Second Book - Rituals of Revelation: The Ancient Near Eastern Roots of Jewish Mysticism

Because I can't stop now. I'm submitting this to Brill at the end of the summer (perhaps the De Vermis Mysteriis to The Invention of Hebrew's Necronomicon?):

The origins of Jewish mysticism are hotly contested: many of its most mysterious and compelling elements are found in Mesopotamian and early Jewish texts but not in the Hebrew Bible. How do we explain the new myths and rituals of Jewish mysticism? This project builds on recent advances in interpreting the data for connections between early Jewish and ancient Near Eastern intellectual culture. The Jewish intellectual culture of Qumran participated in
an international high culture through the medium of Aramaic, as exemplified by the astronomy of the book of Enoch, the first apocalypse and a key text in early mysticism. The project examines not only borrowing but how people experienced these myths religiously. How did the belief arise that this cosmic knowledge could be embodied by worshippers? I investigate mysticism not as an ineffable and inexplicable internal state, but as linguistic practice. Beginning with Sumerian incantations in which the exorcist claims to be Adapa, the semi divine sage who went to heaven, I will explore how the grammar and pragmatics of this ancient Near Eastern ritual tradition let practicioners adopt illuminated divine personae. The project is equally concerned with historical causation: why do these traditions only emerge in Judaism during the Hellenistic period? Here the loss of native kingship and the increasing autonomy and creativity of scribal culture are key. Myths of sovereign power are transferred from a top- down model in which the heavenly ruler empowers the earthly one to judge and militarily protect the individual to a model of audience, in which the individual appears before the heavenly throne to share liturgically in the benefits of cosmic rule and heavenly knowledge. Ritual enacts politics, as early Jewish mysticism empowers worshippers to live out Near Eastern myth under the new conditions of Hellenistic colonialism.

4 comments:

Rebecca said...

This looks very cool. I look forward to reading it! Have you read Peter Schäfer's new book on the Origins of Jewish Mysticism yet? At the Early Jewish and Christian Mysticism section (of the SBL) we're going to be doing a book review session about it. Is the work that you're doing now something that you would think of presenting at the SBL? (I'm on the steering committee of the section).

Seth L. Sanders said...

Glad it looks interesting! I have read Schäfer's bold and significant book very carefully and I most definitely have thoughts on it...First, on what it means to see, or not see, exilic and Hellenistic Judah as an ancient Near Eastern culture. Second, on what Boustan refers to as the assumption of a "stable" (culturally homogenous and continuous) Judaism--a crucial issue that Schäfer's work raises in surprising ways.

James F. McGrath said...

Let me second that it indeed looks interesting, exciting even!

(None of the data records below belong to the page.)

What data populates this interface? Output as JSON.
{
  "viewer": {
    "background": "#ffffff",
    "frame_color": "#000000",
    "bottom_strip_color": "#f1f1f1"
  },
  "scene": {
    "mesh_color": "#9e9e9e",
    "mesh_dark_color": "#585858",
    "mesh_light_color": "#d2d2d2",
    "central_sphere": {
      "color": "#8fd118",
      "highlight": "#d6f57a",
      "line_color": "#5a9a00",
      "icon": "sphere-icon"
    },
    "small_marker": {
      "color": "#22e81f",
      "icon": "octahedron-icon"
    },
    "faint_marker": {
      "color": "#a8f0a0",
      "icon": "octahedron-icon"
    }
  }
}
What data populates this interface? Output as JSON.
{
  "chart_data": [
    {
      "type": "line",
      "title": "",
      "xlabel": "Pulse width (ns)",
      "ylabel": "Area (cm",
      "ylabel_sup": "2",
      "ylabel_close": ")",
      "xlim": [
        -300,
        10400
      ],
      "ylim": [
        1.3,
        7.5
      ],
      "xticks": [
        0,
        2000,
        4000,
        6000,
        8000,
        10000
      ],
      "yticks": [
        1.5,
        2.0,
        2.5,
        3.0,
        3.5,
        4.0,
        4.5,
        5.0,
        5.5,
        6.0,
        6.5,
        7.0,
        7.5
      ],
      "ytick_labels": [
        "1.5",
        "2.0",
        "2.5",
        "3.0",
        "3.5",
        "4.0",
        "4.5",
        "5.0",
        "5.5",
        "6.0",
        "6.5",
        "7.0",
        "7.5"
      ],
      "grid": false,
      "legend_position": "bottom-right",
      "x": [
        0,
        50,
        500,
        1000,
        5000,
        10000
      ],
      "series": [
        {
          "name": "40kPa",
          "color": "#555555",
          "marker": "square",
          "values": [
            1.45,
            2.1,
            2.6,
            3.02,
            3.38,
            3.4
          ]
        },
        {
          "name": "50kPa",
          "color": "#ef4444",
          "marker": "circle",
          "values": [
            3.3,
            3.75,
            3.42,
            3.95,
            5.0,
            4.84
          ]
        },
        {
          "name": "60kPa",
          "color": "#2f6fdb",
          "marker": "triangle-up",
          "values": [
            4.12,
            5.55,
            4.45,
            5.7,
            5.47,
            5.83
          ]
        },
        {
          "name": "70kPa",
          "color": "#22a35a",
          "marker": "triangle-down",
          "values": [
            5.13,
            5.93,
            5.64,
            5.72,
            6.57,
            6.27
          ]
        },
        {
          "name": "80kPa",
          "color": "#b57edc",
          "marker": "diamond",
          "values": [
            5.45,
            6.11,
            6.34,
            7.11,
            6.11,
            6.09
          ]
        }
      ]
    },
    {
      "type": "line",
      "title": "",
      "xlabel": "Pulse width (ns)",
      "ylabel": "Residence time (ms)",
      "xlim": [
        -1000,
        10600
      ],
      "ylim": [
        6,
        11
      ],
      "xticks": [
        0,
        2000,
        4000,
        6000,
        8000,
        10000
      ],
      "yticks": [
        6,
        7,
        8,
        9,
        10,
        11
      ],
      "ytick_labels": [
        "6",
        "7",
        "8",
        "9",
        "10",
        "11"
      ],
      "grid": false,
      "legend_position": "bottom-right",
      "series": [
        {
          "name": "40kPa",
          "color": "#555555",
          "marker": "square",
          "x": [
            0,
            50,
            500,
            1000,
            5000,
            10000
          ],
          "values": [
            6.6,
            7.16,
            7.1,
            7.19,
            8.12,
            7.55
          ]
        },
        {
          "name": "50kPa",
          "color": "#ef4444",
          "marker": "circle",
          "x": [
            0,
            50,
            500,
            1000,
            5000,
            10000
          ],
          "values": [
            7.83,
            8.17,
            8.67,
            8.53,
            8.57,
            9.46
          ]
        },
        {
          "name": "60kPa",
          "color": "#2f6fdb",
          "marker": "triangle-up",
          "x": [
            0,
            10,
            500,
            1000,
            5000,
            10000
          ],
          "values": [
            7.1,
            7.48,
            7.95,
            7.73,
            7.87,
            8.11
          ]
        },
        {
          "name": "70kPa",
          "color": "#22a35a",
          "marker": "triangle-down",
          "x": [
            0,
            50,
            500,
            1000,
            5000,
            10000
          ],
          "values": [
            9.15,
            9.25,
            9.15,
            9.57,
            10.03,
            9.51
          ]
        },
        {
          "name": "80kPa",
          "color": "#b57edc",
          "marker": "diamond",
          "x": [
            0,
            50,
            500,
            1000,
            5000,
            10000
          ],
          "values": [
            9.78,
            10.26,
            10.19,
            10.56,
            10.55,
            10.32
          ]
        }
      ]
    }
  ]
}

Just out of curiosity, will the Mandaeans and/or the origins of Gnosticism be part of your exploration of Jewish mysticism? The Mandaeans are a subject that has caught my interest in a major way recently, and so I'm particularly on the lookout for anyone who is trying to explore connections between them and the history of Judaism and Christianity.

Seth L. Sanders said...

Hi James,

The richest recent thing I know of on the Mandean/Gnostic correlations with early Jewish Mysticism is Nathaniel Deutsch's The Gnostic Imagination. I am fascinated with the area myself, since Mandean texts clearly preserve elements of the same kind of nonbiblical ancient Near Eastern religion that you find in early Judaism!